Tuesday, May 26, 2009
Bitter-Sweet
We took Mom to Dad's grave and then visited Randy's grave. My Iris (yellow and purple) were blooming and the Peonies were about to bloom. The bouquet was quite pretty and looked really nice on the grave sites.
Mom had knee surgery and is doing good with that knee, but her other knee is bothering her and also her heels. Charlie-Marie and I had to hold both arms and she leaned heavy on us to make it back to the car. She was looking at the front of the headstone and said in surprise "oh look they even put my name on it." I reminded her that she had them do it when daddy died. Then she remembered.
Mom was pretty shaky and a little emotional. Michael my tender heart was very emotional,When we went to Randy's grave, he didn't want to go because he would cry, and stayed in the car with Grandma. Ryan, as always was reverent, being so careful where to step.
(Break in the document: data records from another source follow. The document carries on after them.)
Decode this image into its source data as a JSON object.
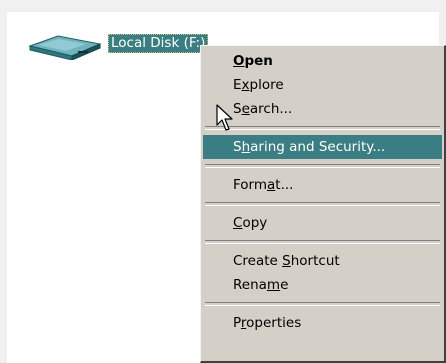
{
  "drive": {
    "label": "Local Disk (F:)",
    "icon": "drive-icon"
  },
  "menu": {
    "items": [
      {
        "pre": "",
        "key": "O",
        "post": "pen"
      },
      {
        "pre": "E",
        "key": "x",
        "post": "plore"
      },
      {
        "pre": "S",
        "key": "e",
        "post": "arch..."
      },
      {
        "pre": "S",
        "key": "h",
        "post": "aring and Security..."
      },
      {
        "pre": "Form",
        "key": "a",
        "post": "t..."
      },
      {
        "pre": "",
        "key": "C",
        "post": "opy"
      },
      {
        "pre": "Create ",
        "key": "S",
        "post": "hortcut"
      },
      {
        "pre": "Rena",
        "key": "m",
        "post": "e"
      },
      {
        "pre": "P",
        "key": "r",
        "post": "operties"
      }
    ]
  },
  "colors": {
    "highlight": "#3a7d82",
    "menu_bg": "#d4d0c8",
    "window_bg": "#ffffff"
  }
}
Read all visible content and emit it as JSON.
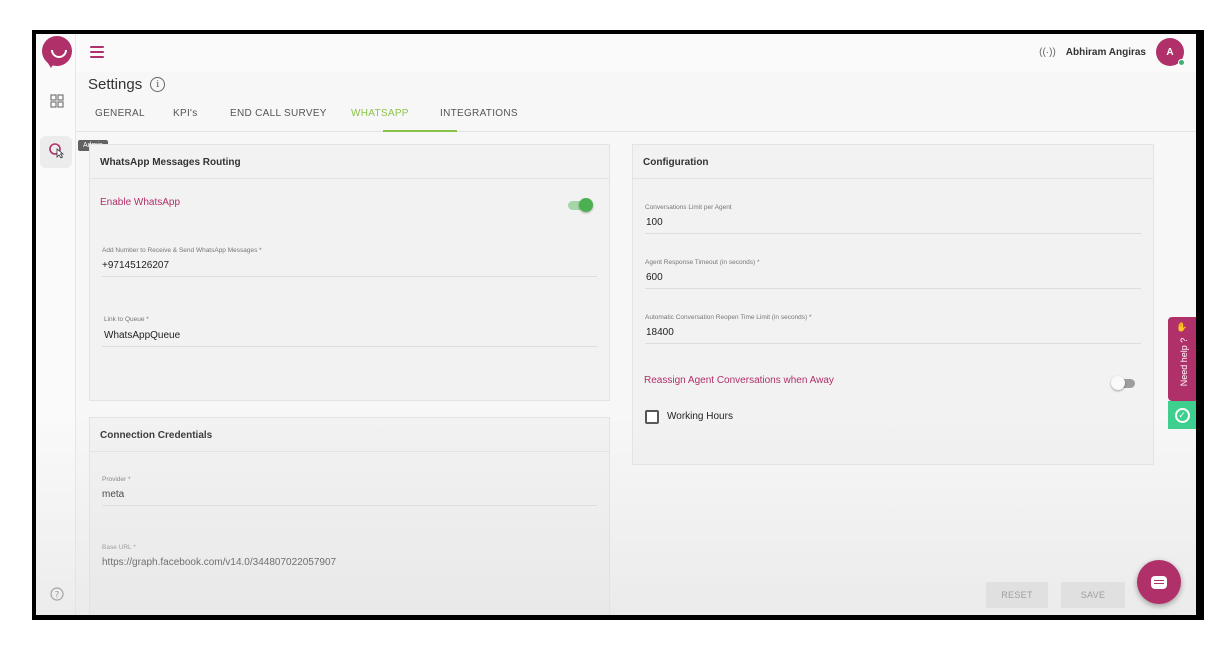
{
  "topbar": {
    "user_name": "Abhiram Angiras",
    "avatar_initial": "A"
  },
  "sidebar": {
    "tooltip": "Admin"
  },
  "page": {
    "title": "Settings",
    "info_glyph": "i"
  },
  "tabs": [
    {
      "label": "GENERAL"
    },
    {
      "label": "KPI's"
    },
    {
      "label": "END CALL SURVEY"
    },
    {
      "label": "WHATSAPP",
      "active": true
    },
    {
      "label": "INTEGRATIONS"
    }
  ],
  "routing": {
    "title": "WhatsApp Messages Routing",
    "enable_label": "Enable WhatsApp",
    "enable_state": "on",
    "number_label": "Add Number to Receive & Send WhatsApp Messages *",
    "number_value": "+97145126207",
    "queue_label": "Link to Queue *",
    "queue_value": "WhatsAppQueue"
  },
  "credentials": {
    "title": "Connection Credentials",
    "provider_label": "Provider *",
    "provider_value": "meta",
    "base_url_label": "Base URL *",
    "base_url_value": "https://graph.facebook.com/v14.0/344807022057907"
  },
  "configuration": {
    "title": "Configuration",
    "limit_label": "Conversations Limit per Agent",
    "limit_value": "100",
    "timeout_label": "Agent Response Timeout (in seconds) *",
    "timeout_value": "600",
    "reopen_label": "Automatic Conversation Reopen Time Limit (in seconds) *",
    "reopen_value": "18400",
    "reassign_label": "Reassign Agent Conversations when Away",
    "reassign_state": "off",
    "working_hours_label": "Working Hours",
    "working_hours_checked": false
  },
  "widgets": {
    "need_help": "Need help ?"
  },
  "actions": {
    "reset_label": "RESET",
    "save_label": "SAVE"
  },
  "colors": {
    "brand": "#b0306a",
    "tab_active": "#8bc34a",
    "toggle_on": "#4caf50",
    "check_widget": "#3ecf8e"
  },
  "icons": {
    "menu": "hamburger-icon",
    "dashboard": "dashboard-grid-icon",
    "admin": "admin-pointer-icon",
    "help": "help-circle-icon",
    "broadcast": "broadcast-icon",
    "info": "info-icon",
    "chat": "chat-icon",
    "check": "check-circle-icon"
  }
}
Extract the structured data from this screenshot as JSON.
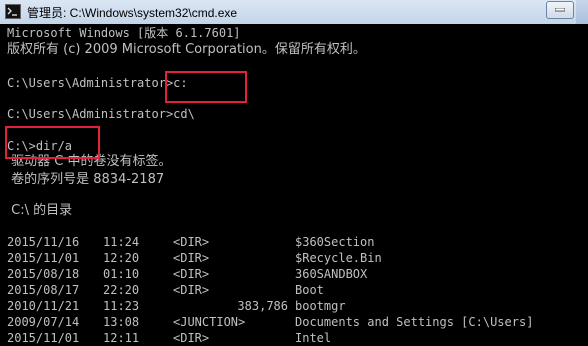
{
  "window": {
    "title": "管理员: C:\\Windows\\system32\\cmd.exe",
    "icon": "cmd-prompt-icon"
  },
  "console": {
    "header_line1": "Microsoft Windows [版本 6.1.7601]",
    "header_line2": "版权所有 (c) 2009 Microsoft Corporation。保留所有权利。",
    "prompt1": "C:\\Users\\Administrator>c:",
    "prompt2": "C:\\Users\\Administrator>cd\\",
    "prompt3": "C:\\>dir/a",
    "volume_label": " 驱动器 C 中的卷没有标签。",
    "volume_serial": " 卷的序列号是 8834-2187",
    "dir_header": " C:\\ 的目录",
    "entries": [
      {
        "date": "2015/11/16",
        "time": "11:24",
        "type": "<DIR>",
        "size": "",
        "name": "$360Section"
      },
      {
        "date": "2015/11/01",
        "time": "12:20",
        "type": "<DIR>",
        "size": "",
        "name": "$Recycle.Bin"
      },
      {
        "date": "2015/08/18",
        "time": "01:10",
        "type": "<DIR>",
        "size": "",
        "name": "360SANDBOX"
      },
      {
        "date": "2015/08/17",
        "time": "22:20",
        "type": "<DIR>",
        "size": "",
        "name": "Boot"
      },
      {
        "date": "2010/11/21",
        "time": "11:23",
        "type": "",
        "size": "383,786",
        "name": "bootmgr"
      },
      {
        "date": "2009/07/14",
        "time": "13:08",
        "type": "<JUNCTION>",
        "size": "",
        "name": "Documents and Settings [C:\\Users]"
      },
      {
        "date": "2015/11/01",
        "time": "12:11",
        "type": "<DIR>",
        "size": "",
        "name": "Intel"
      }
    ]
  },
  "colors": {
    "console_bg": "#000000",
    "console_text": "#c0c0c0",
    "highlight": "#e3213a"
  }
}
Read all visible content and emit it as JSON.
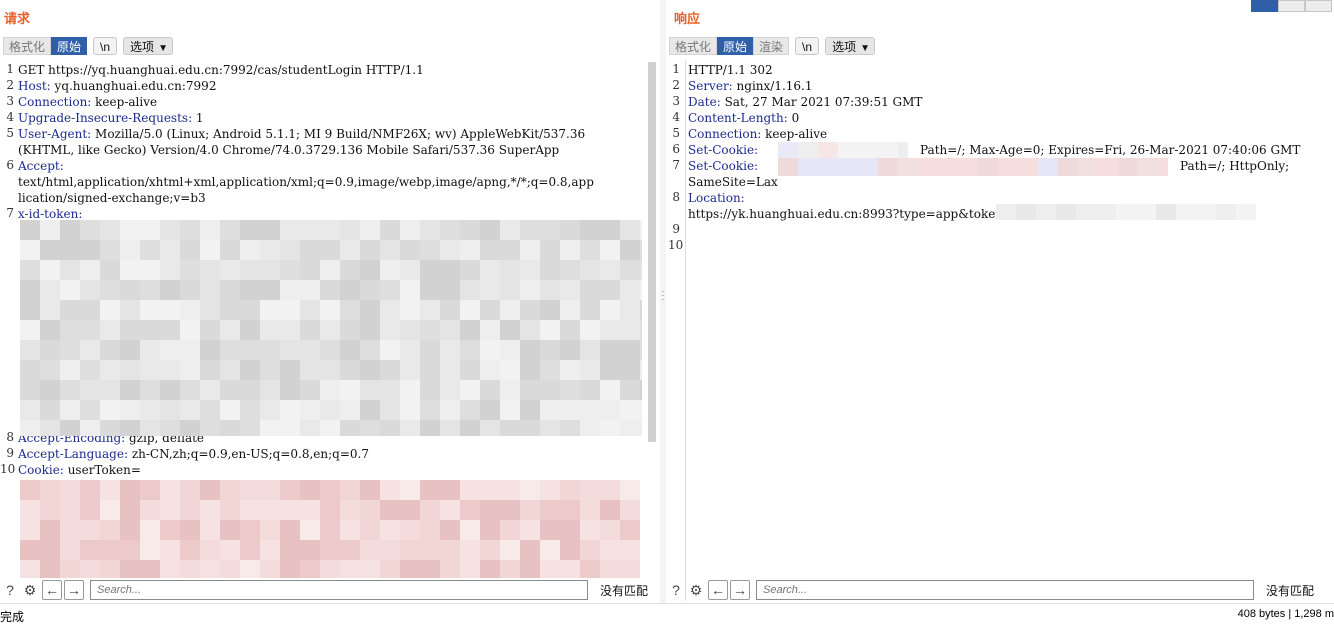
{
  "request": {
    "title": "请求",
    "tabs": [
      "格式化",
      "原始"
    ],
    "newline_label": "\\n",
    "options_label": "选项",
    "lines": [
      {
        "num": "1",
        "key": "",
        "value": "GET https://yq.huanghuai.edu.cn:7992/cas/studentLogin HTTP/1.1"
      },
      {
        "num": "2",
        "key": "Host:",
        "value": " yq.huanghuai.edu.cn:7992"
      },
      {
        "num": "3",
        "key": "Connection:",
        "value": " keep-alive"
      },
      {
        "num": "4",
        "key": "Upgrade-Insecure-Requests:",
        "value": " 1"
      },
      {
        "num": "5",
        "key": "User-Agent:",
        "value": " Mozilla/5.0 (Linux; Android 5.1.1; MI 9 Build/NMF26X; wv) AppleWebKit/537.36"
      },
      {
        "num": "",
        "key": "",
        "value": "(KHTML, like Gecko) Version/4.0 Chrome/74.0.3729.136 Mobile Safari/537.36 SuperApp"
      },
      {
        "num": "6",
        "key": "Accept:",
        "value": ""
      },
      {
        "num": "",
        "key": "",
        "value": "text/html,application/xhtml+xml,application/xml;q=0.9,image/webp,image/apng,*/*;q=0.8,app"
      },
      {
        "num": "",
        "key": "",
        "value": "lication/signed-exchange;v=b3"
      },
      {
        "num": "7",
        "key": "x-id-token:",
        "value": ""
      },
      {
        "num": "8",
        "key": "Accept-Encoding:",
        "value": " gzip, deflate"
      },
      {
        "num": "9",
        "key": "Accept-Language:",
        "value": " zh-CN,zh;q=0.9,en-US;q=0.8,en;q=0.7"
      },
      {
        "num": "10",
        "key": "Cookie:",
        "value": " userToken="
      }
    ],
    "search_placeholder": "Search...",
    "match_label": "没有匹配"
  },
  "response": {
    "title": "响应",
    "tabs": [
      "格式化",
      "原始",
      "渲染"
    ],
    "newline_label": "\\n",
    "options_label": "选项",
    "lines": [
      {
        "num": "1",
        "key": "",
        "value": "HTTP/1.1 302"
      },
      {
        "num": "2",
        "key": "Server:",
        "value": " nginx/1.16.1"
      },
      {
        "num": "3",
        "key": "Date:",
        "value": " Sat, 27 Mar 2021 07:39:51 GMT"
      },
      {
        "num": "4",
        "key": "Content-Length:",
        "value": " 0"
      },
      {
        "num": "5",
        "key": "Connection:",
        "value": " keep-alive"
      },
      {
        "num": "6",
        "key": "Set-Cookie:",
        "value": "Path=/; Max-Age=0; Expires=Fri, 26-Mar-2021 07:40:06 GMT"
      },
      {
        "num": "7",
        "key": "Set-Cookie:",
        "value": "Path=/; HttpOnly;"
      },
      {
        "num": "",
        "key": "",
        "value": "SameSite=Lax"
      },
      {
        "num": "8",
        "key": "Location:",
        "value": ""
      },
      {
        "num": "",
        "key": "",
        "value": "https://yk.huanghuai.edu.cn:8993?type=app&token="
      },
      {
        "num": "9",
        "key": "",
        "value": ""
      },
      {
        "num": "10",
        "key": "",
        "value": ""
      }
    ],
    "search_placeholder": "Search...",
    "match_label": "没有匹配"
  },
  "status": {
    "left": "完成",
    "right": "408 bytes | 1,298 m"
  },
  "icons": {
    "help": "help-icon",
    "settings": "gear-icon",
    "prev": "arrow-left-icon",
    "next": "arrow-right-icon"
  },
  "colors": {
    "title": "#e8612c",
    "active_tab": "#2f5fa8",
    "header_key": "#1c2b8f"
  }
}
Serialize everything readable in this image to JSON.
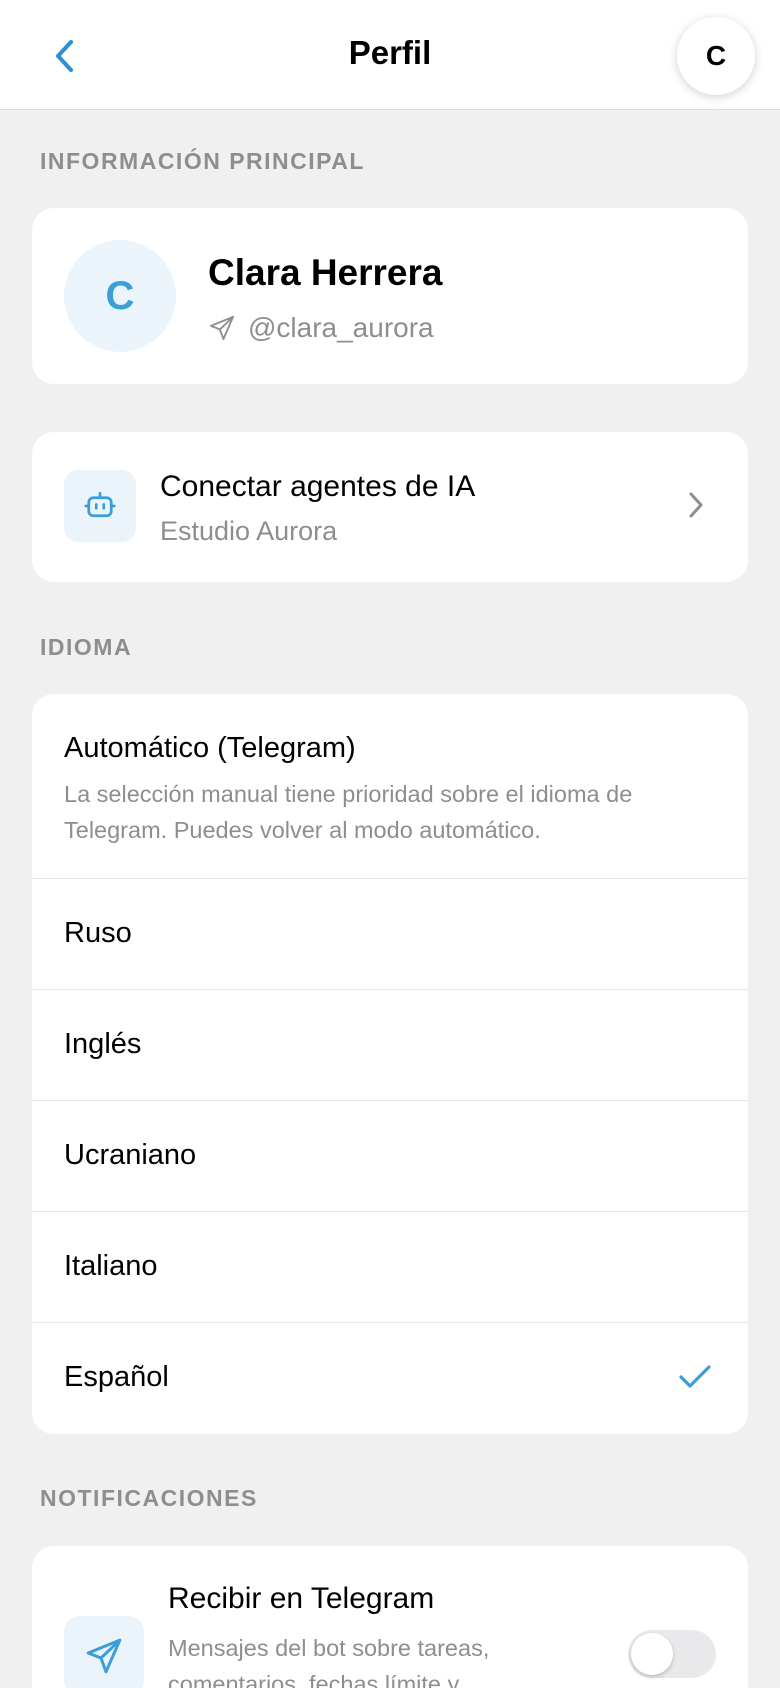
{
  "header": {
    "title": "Perfil",
    "avatar_initial": "C"
  },
  "sections": {
    "main_info": "INFORMACIÓN PRINCIPAL",
    "language": "IDIOMA",
    "notifications": "NOTIFICACIONES"
  },
  "profile": {
    "initial": "C",
    "name": "Clara Herrera",
    "handle": "@clara_aurora"
  },
  "agents": {
    "title": "Conectar agentes de IA",
    "subtitle": "Estudio Aurora"
  },
  "language": {
    "auto_title": "Automático (Telegram)",
    "auto_description": "La selección manual tiene prioridad sobre el idioma de Telegram. Puedes volver al modo automático.",
    "options": [
      {
        "label": "Ruso",
        "selected": false
      },
      {
        "label": "Inglés",
        "selected": false
      },
      {
        "label": "Ucraniano",
        "selected": false
      },
      {
        "label": "Italiano",
        "selected": false
      },
      {
        "label": "Español",
        "selected": true
      }
    ]
  },
  "notifications": {
    "title": "Recibir en Telegram",
    "description": "Mensajes del bot sobre tareas, comentarios, fechas límite y",
    "enabled": false
  },
  "colors": {
    "accent": "#3a9fd8",
    "muted_text": "#8e8e8e",
    "background": "#f0f0f0"
  }
}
When we got to Randy's grave they haven't been able to get the headstone yet, but we were pretty sure where he was buried. We located the outline of the cut grass and were able to place the flowers there. It was a tough moment for Clint, loosing his brother so recently. Charlie-Marie and Ryan immediately went to hug and console their dad. It really touched my heart. I remember Clint giving the dedicatory prayer and the spirit that was with him.
Some people may think me irreverent of the dead, but I truly believe that the body is just there, what makes them them, is their spirit. Having been blessed to feel the spirit of the 'dearly departed'(which I call them because that is what they are, dear and not with us for the moment)makes me know there is life beyond the mortal body. When Sister Herring(Charlie-Marie's piano teacher) and her husband died, Charlie was playing the piano and we both felt Sister Herring in our living room, telling us all was well and keep playing the piano. When Grandma Chapman died, we were standing in the cemetery around the casket. It was very clear and very cold. I felt a warmth encircle us. I knew it was Grandma giving us one last hug.
Michael and I went up to the cabin last year and were the only ones there for the night. As we were sitting on the front porch Dad visited us. Michael came and sat on my lap and both of us were crying. Dad was almost tangible.